Of course, mother employment could be a contributing factor towards obesity, but she doesn't get that subtle.
How would employment affect weight gain? 1. She says that children of absent parents watch more TV and play more video games. 2. Kids who don’t get breast milk are fatter. (But is that in the long term? And how much does SES intervene here?) 3. Both latchkey kids (her term) and kids in daycare are less likely to get exercise than kids with at home parents. For daycare kids, there is no one pushing them to try new sports. Instead they are given snacks to keep them quiet. Latchkey kids are forbidden to leave the house for safety reasons. 4. Guilty parents give more treats.
Then she makes an interesting point. It's not just daycare kids who are disadvantaged by daycare. Even kids who are at home with their parents are disadvantaged. “The more parents are out of the house, the more reluctant they are to have their kids outside – because with so many other adults also out of the house, there is no informal network of like-minded adults to be alert to them. The fewer children who are allowed out to play, the less likely that other children will be allowed out.”

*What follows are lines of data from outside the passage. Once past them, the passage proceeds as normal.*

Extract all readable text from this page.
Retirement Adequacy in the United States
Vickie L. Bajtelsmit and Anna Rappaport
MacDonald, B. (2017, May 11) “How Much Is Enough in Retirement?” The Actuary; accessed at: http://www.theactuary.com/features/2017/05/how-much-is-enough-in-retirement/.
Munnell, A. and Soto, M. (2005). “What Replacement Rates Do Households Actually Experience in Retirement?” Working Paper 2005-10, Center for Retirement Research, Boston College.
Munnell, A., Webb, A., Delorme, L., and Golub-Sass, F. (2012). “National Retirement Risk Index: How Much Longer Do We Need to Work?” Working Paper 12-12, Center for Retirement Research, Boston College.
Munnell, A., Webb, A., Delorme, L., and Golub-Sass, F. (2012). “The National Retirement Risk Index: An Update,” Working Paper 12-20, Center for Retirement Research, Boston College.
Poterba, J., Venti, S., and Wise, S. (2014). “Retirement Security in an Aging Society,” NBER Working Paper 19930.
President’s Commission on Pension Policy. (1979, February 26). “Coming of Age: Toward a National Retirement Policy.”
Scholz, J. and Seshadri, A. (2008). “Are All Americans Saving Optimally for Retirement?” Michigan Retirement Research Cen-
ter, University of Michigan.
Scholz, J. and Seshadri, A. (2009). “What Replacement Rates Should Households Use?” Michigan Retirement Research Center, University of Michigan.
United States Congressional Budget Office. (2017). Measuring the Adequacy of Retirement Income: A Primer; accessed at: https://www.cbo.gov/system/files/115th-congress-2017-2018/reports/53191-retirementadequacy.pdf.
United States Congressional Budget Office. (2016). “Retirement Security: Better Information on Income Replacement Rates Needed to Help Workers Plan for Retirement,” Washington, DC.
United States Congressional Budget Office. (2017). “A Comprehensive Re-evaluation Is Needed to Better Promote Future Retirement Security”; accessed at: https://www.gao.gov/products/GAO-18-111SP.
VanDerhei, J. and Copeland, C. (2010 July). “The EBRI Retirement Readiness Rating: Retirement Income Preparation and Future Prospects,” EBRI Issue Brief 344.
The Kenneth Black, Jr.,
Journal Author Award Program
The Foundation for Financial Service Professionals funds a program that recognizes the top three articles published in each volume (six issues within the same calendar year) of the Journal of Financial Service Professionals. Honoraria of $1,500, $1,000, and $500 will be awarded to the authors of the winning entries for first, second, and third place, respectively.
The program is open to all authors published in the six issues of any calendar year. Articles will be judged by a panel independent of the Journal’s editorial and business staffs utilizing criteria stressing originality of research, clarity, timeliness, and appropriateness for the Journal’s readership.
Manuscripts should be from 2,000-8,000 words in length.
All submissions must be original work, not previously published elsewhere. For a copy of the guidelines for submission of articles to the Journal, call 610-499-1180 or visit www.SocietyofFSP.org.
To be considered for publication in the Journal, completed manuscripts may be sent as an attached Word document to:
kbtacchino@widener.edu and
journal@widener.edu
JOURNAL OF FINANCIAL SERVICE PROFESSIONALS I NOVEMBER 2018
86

This claim saves her butt. Because there is no evidence that kids with at home parents are thinner than kids of working parents. It also makes a lot of sense. I buy it. But I would add several other factors. Kids play outside less because of increased media stories on abductions and child abuse, the decrease in neighborhood playgrounds within walking distance, and increased number of sprawling suburban developments where neighbors are unknown. All this reduces after-school playtime.